Rose-coloured Glasses

 

These are not roses

I am the kind of person who owns a collection of random glassware. In fact, if I tried hard enough, I could trace the eras of my various kitchens via the contents of my cabinets. At some point, the solo orphans and abandoned twins were part of a set, but over the years their siblings succumbed to misadventure of some kind or other. A tumbler skidded off the counter and smashed on the ceramic tile, shards of glass skittering under the stove to remain there for all eternity. An overly enthusiastic New Year’s Eve toast resulted in a guillotined champagne flute, the stem rolling across the carpet to attempt to impale the baseboard. In the rush to wrap and pack the glasses for some move or other, there were inevitable casualties.

A sample of the insides of my cupboard:

  • Two pink-stemmed wine glasses that are similar (but not identical) in height and size to the single black-stemmed one.
  • A thick green Mexican margarita glass with a navy-blue rim and a thick green Mexican margarita glass with a dark green rim. Close enough for a pair in my book.
  • Several tumblers etched with a “C” monogram, none of which I bought myself. Some are plain, a few are slightly rounded on the bottom and have glass ‘legs,’ and others have a thick base with a bubble in the centre. Sadly, I never took advantage of the broken ones to find out whether there really was air in the middle of the bubble. The mystery will endure.
  • Five pink antique goblets that actually do match, but come up one short of being able to call themselves a set. Regardless, I am quite proud of the fact they have survived intact since 1928 when my grandmother got them as a wedding present. I have now officially jinxed them.
  • Far too many mason jars of various capacities, which believe they are entitled to live with the glassware because they are composed of glass.

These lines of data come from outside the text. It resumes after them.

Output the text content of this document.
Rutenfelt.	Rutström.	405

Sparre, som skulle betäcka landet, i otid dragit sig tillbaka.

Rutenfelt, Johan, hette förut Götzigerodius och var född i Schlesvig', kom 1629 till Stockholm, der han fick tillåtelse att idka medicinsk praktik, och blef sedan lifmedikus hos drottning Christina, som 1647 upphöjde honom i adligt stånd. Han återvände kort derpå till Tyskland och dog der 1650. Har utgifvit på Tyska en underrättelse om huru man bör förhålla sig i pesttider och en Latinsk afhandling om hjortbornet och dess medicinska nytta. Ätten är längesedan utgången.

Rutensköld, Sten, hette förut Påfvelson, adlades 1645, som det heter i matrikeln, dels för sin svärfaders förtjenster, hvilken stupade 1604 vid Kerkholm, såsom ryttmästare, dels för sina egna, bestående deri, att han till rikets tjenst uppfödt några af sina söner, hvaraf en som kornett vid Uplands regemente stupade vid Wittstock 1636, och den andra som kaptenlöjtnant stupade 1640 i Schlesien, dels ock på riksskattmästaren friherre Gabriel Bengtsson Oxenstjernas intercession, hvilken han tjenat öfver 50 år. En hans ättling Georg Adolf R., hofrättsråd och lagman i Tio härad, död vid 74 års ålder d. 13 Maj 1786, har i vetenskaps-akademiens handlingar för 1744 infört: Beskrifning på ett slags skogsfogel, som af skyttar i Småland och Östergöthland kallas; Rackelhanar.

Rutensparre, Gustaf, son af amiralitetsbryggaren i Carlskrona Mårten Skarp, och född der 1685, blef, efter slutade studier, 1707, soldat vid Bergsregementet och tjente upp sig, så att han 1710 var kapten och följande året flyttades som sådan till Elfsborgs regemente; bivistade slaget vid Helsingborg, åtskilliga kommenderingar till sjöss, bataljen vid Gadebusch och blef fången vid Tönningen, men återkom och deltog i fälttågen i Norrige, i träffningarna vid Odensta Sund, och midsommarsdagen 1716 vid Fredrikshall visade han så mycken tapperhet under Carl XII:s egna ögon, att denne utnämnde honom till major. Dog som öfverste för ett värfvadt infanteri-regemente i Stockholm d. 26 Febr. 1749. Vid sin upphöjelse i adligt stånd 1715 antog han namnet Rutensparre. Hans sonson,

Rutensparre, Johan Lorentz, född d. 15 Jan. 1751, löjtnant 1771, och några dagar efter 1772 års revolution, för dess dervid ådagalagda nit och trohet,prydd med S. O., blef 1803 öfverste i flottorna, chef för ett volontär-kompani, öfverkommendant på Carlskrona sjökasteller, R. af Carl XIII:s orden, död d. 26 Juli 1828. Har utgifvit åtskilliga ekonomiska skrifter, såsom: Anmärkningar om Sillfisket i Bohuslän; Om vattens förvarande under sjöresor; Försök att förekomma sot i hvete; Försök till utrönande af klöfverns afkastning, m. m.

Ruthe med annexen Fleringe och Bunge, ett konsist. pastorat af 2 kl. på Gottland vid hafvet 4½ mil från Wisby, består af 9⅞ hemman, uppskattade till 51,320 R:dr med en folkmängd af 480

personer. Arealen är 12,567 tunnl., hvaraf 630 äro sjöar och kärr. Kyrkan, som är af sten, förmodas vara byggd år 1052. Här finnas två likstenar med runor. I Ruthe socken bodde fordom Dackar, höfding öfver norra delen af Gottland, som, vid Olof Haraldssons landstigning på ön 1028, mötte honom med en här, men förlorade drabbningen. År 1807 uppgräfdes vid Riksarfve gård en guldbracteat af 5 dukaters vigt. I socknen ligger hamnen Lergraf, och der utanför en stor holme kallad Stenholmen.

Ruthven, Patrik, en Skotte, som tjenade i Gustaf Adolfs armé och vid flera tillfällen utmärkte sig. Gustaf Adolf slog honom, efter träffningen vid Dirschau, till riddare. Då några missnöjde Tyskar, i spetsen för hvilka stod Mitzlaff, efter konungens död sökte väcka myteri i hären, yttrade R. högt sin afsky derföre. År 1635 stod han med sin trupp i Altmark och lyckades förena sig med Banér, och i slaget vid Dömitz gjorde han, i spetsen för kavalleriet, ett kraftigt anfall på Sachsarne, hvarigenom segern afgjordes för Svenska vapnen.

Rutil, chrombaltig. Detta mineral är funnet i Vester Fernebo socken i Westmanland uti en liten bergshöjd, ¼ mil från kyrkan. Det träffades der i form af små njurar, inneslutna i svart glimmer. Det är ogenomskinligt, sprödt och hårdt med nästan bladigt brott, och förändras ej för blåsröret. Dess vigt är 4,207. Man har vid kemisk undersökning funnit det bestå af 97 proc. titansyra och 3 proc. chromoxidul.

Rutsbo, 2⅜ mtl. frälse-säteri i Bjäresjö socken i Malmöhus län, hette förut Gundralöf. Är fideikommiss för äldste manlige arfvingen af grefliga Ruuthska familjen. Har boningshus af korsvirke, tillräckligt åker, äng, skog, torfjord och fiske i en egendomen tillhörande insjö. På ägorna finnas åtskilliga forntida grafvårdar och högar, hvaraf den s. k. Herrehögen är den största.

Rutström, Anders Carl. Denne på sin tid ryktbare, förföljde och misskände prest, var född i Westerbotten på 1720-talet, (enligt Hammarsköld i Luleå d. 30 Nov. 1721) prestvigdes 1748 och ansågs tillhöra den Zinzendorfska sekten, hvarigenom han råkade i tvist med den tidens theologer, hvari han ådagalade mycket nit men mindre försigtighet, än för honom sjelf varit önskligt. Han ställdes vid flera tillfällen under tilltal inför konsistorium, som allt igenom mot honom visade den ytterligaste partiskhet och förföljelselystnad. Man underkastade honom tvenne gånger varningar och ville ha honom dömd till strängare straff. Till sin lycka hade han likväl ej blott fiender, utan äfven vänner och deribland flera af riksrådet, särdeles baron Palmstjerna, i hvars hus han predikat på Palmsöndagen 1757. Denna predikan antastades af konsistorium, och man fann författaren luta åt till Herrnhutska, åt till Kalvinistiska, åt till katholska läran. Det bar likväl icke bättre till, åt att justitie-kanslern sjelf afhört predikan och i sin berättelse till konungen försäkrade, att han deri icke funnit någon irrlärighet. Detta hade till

And that was pretty much the state of my glassware situation until a package showed up on my doorstep a few years ago. At the time, I lived in a duplex apartment with a shared front step. I had not ordered anything, so the box stayed there for several days, until I decided to be neighbourly and bring it into the vestibule. And there it sat for another two weeks, while my fellow tenants came and went, went and came. Ignoring it.

Eventually, I looked more closely at the delivery item. It had a barely discernible destination sticker and no return address. At this point, and I’m sure you will concur, I had no choice but to open the box.

What I found was a set of twelve wine glasses. Not just wine glasses, but crystal wine glasses. Not just crystal wine glasses, but “designer” crystal wine glasses. Vera Wang. I had no idea designer wine glasses were a thing, nor had I any idea how you “design” a wine glass. I immediately went online to find out what they had cost: $160 per glass, said Mr. Google. In my own defence, I had no way to return them.

When I examined the contents more closely, I discovered that two of the glasses had broken in transit. I was extremely dejected over being deprived of an ill-gotten even dozen, but I gave my head a shake. Ten expensive wine glasses! A bona fide set! And I kept them intact until today. I’m not sure why, but when I put one into the dishwasher, it shattered. I won’t bore you with the intricacies of how you clean glass shards from the bottom of a dishwasher. I’ll just say don’t try this at home.

But perhaps it’s just the circle of life. Glasses, like every carbon-based lifeform, can’t live forever. Especially not in my house.